Key U.S. Lawmakers delay bipartisan bill to mitigate stablecoin risks to at least Sep. 2022.
Lawmakers working on the yet-to-be-agreed-upon bill on behalf of House Financial Services Committee Chairwoman Maxine Waters (D. Calif) and Patrick McHenry (R., N.C.) could not finish the bill before a potential committee vote on Wednesday, July 27, 2022.
The bill is one of the first to bring regulatory structure to the crypto industry that has largely gone federally unsupervised, except for a patchwork of state legislation. The Biden administration and House Committee have expressed concern that stablecoins, a class of digital assets pegged to the U.S. dollar, threaten financial stability. This is after the administration’s Treasury-led panel recommended that Congress develops a framework around stablecoins, limiting their issue to banks, late last year.
Earlier this year, U.S. Senate Banking Committee Ranking Member Pat Toomey (R-Pa.), proposed a looser draft bill called the Stablecoin TRUST Act that would create a new license for stablecoin issuers or maintain their status as a money transmitter business, doing away with the bank-like licensing scheme.
Stablecoins are used to buy other digital assets on cryptocurrency exchanges like Binance and Coinbase.
Lawmakers unable to finish bill
The delay potentially pushes the bill to sometime in Sep. 2022, after Congress’s late-summer recess. The bill leans heavily on the outcome of negotiations between Waters and McHenry. Lawmakers and employees burnt the midnight oil over the weekend but failed to complete the draft by Monday, July 25, 2022, with some critical issues still to negotiate.

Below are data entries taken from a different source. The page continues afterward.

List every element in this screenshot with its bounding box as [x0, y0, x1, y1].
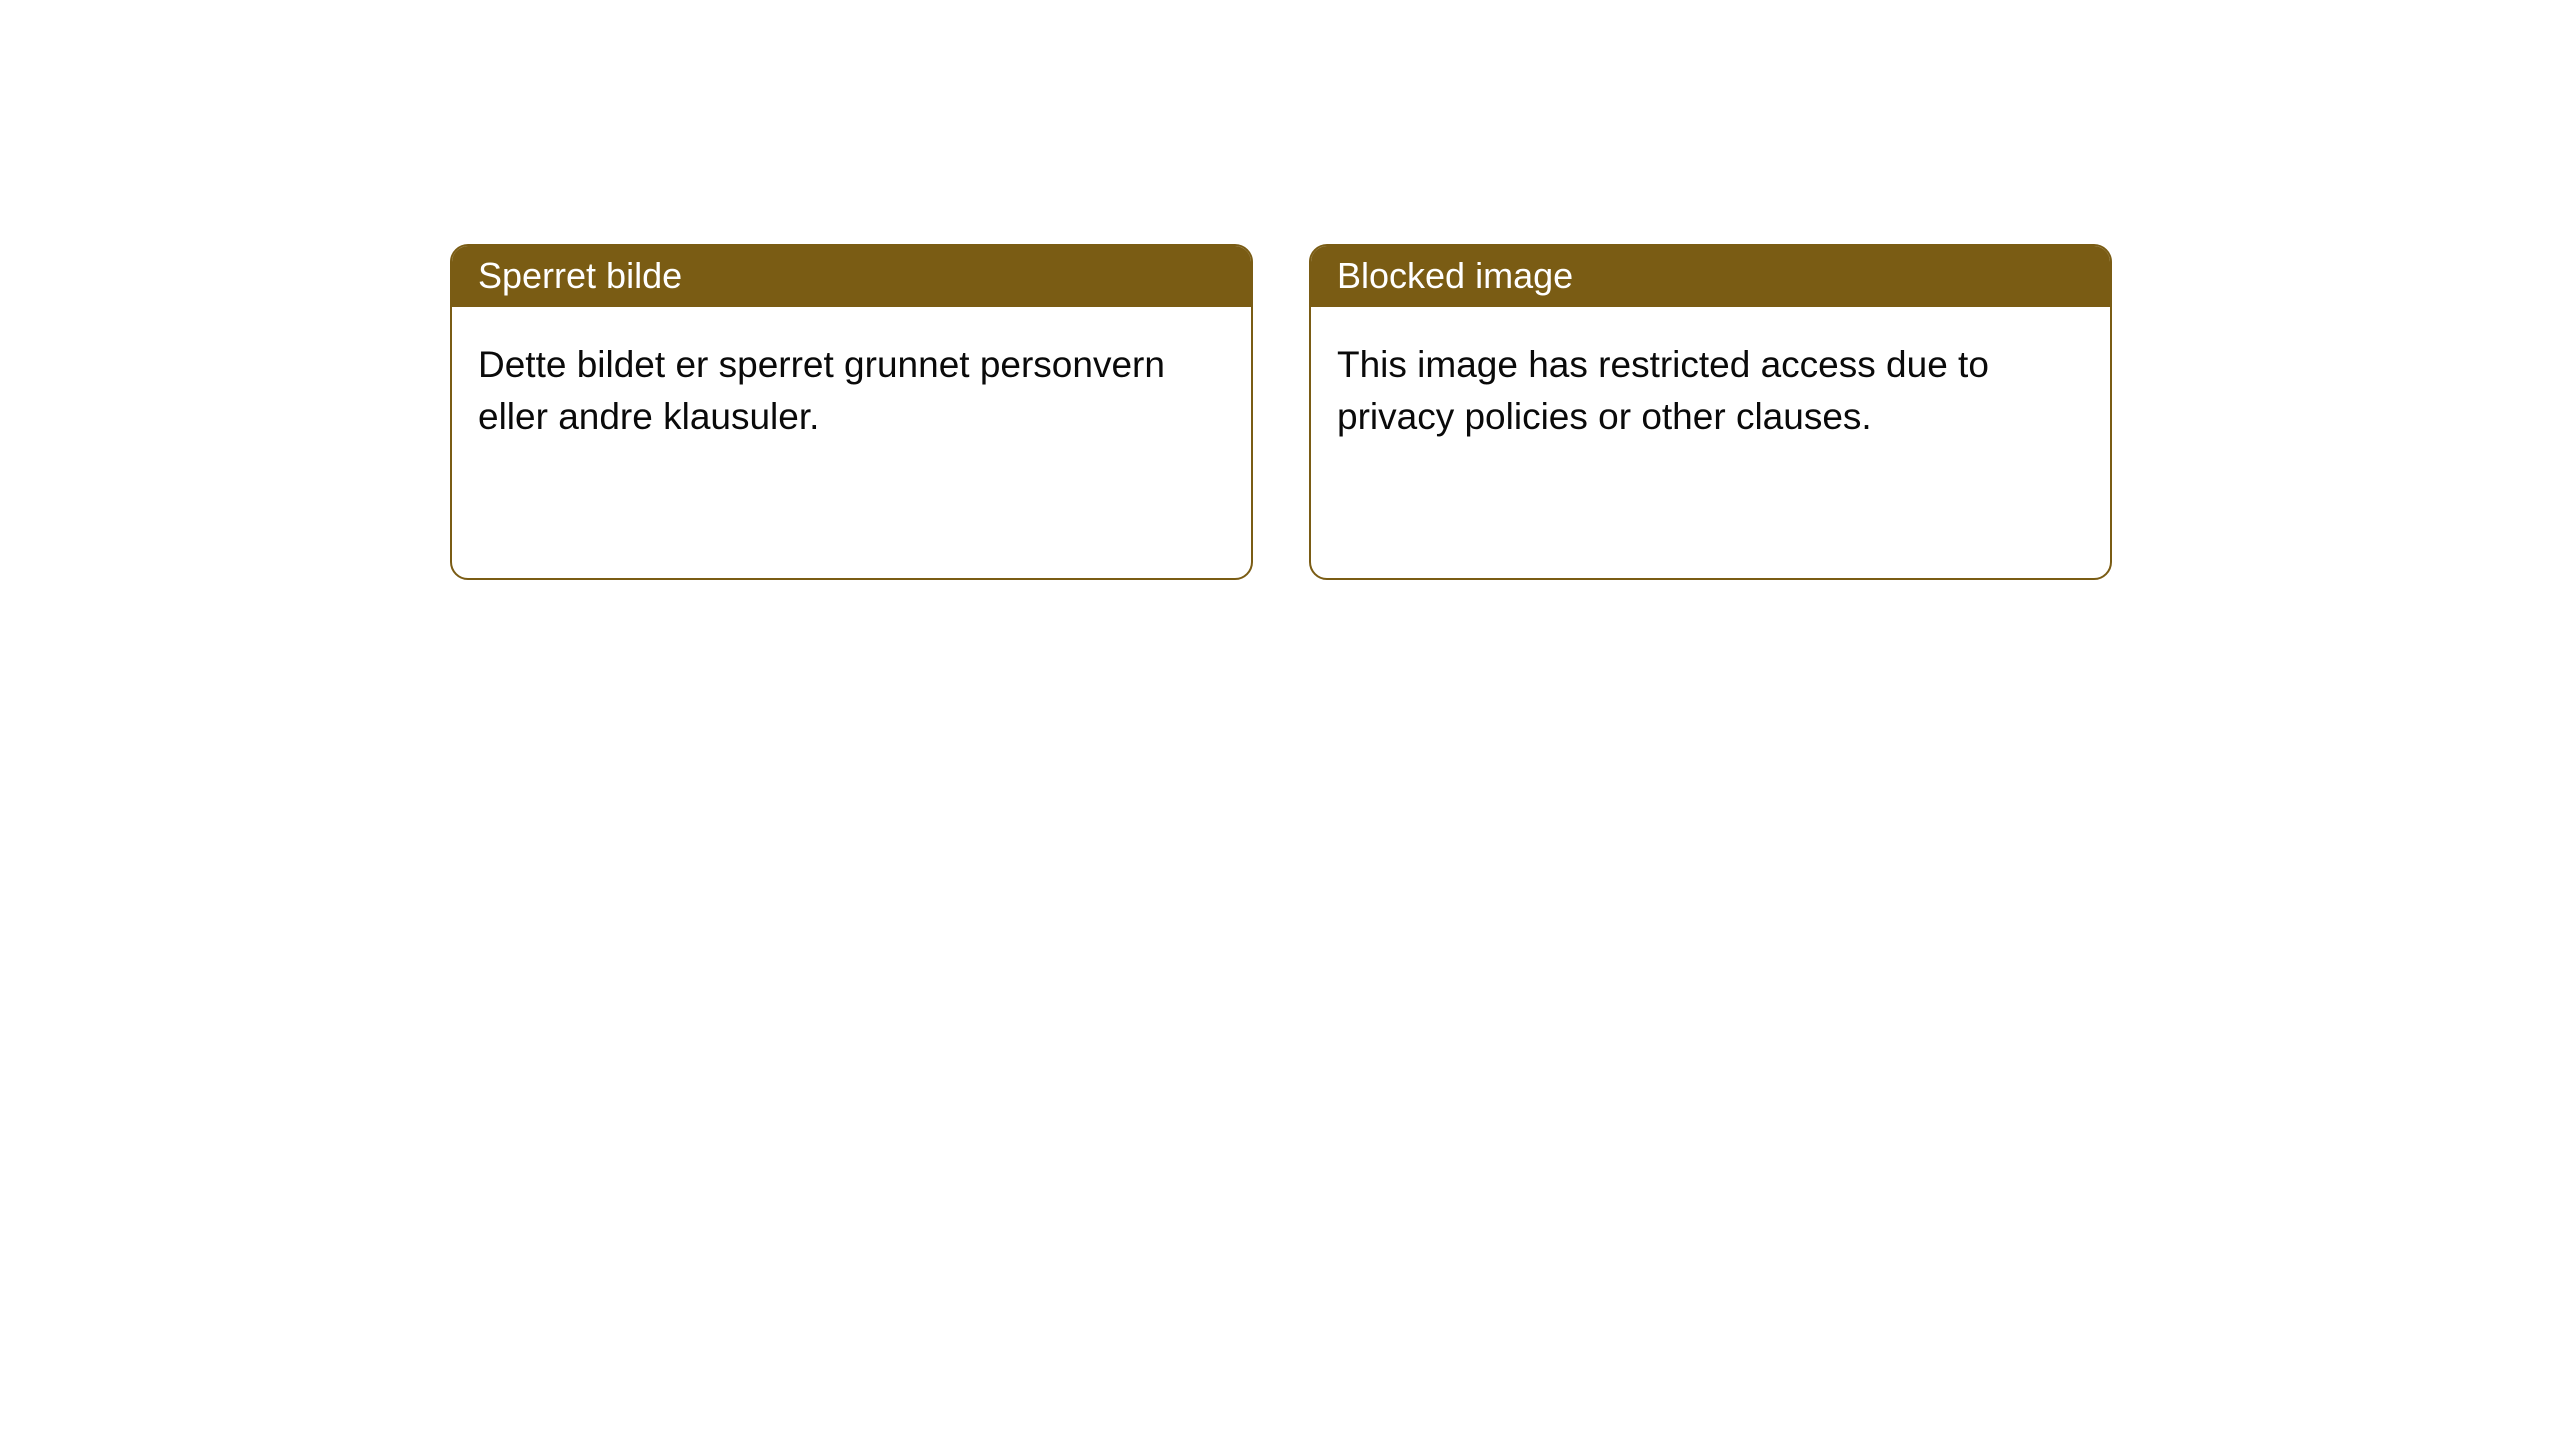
notice-body-norwegian: Dette bildet er sperret grunnet personve…	[452, 307, 1251, 475]
notice-card-english: Blocked image This image has restricted …	[1309, 244, 2112, 580]
notice-body-english: This image has restricted access due to …	[1311, 307, 2110, 475]
notice-container: Sperret bilde Dette bildet er sperret gr…	[0, 0, 2560, 580]
notice-title-english: Blocked image	[1311, 246, 2110, 307]
notice-card-norwegian: Sperret bilde Dette bildet er sperret gr…	[450, 244, 1253, 580]
notice-title-norwegian: Sperret bilde	[452, 246, 1251, 307]
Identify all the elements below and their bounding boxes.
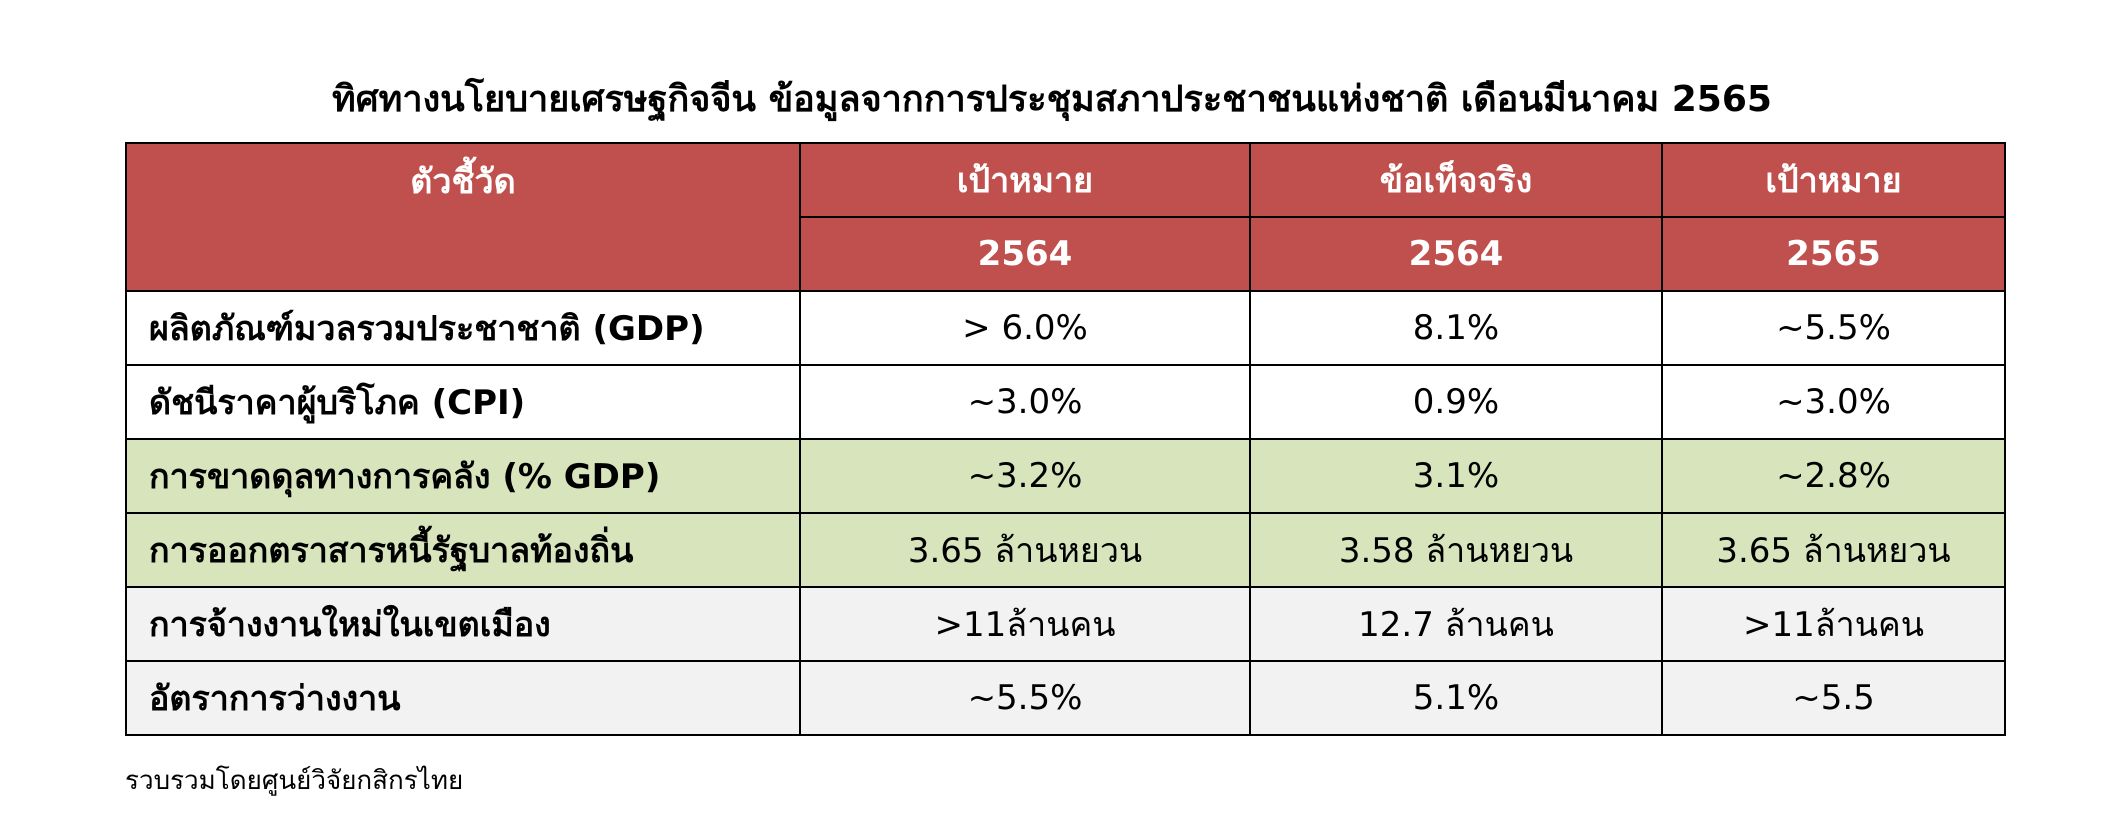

Among the issues are standards for custodial wallets, for which the Treasury had intensely lobbied. Treasury had also assisted with the overall bill. However, as revealed in a recent call between Waters and Treasury Secretary Janet Yellen, Yellen did not give the thumbs up as she had yet to get in touch with the White House.
Terra and Tether cause lawmakers sleepless nights
The bill has taken on a new urgency after the collapse of the TerraUSD algorithmic stablecoin in May and the brief de-pegging of the Tether (USDT) stablecoin. Lawmakers now worry about the potential for a bank-run scenario where investors who are wary of stablecoin issuers’ ability to provide one dollar for every minted coin redeem their tokens en masse, forcing stablecoin issuers to liquidate reserves. Stablecoins are supposed to be backed one-to-one by liquid reserves, ready for honoring redemptions.
Toomey’s draft bill would protect consumers by compelling issuers to reveal the assets backing a stablecoin, have clear redemption policies, and conduct attestations by accounting firms.
The new House bill would impose federal supervision on stablecoin issuers, including a minimum capital requirement and liquidity standards as a safety measure.
But the delay could assuage concerns presented by lobby groups and certain regulators, which feel that drafting the bill has moved too fast without consultation from key industry stakeholders. For example, The Independent Community Bankers of America has pushed for a delay, and so has the Securities and Exchange Commission.
On the flip side, the Treasury-led Biden panel said that it would assign the gauging of risks to the broader financial system to the Financial Stability Oversight Council (FSOC) if Congress didn’t act.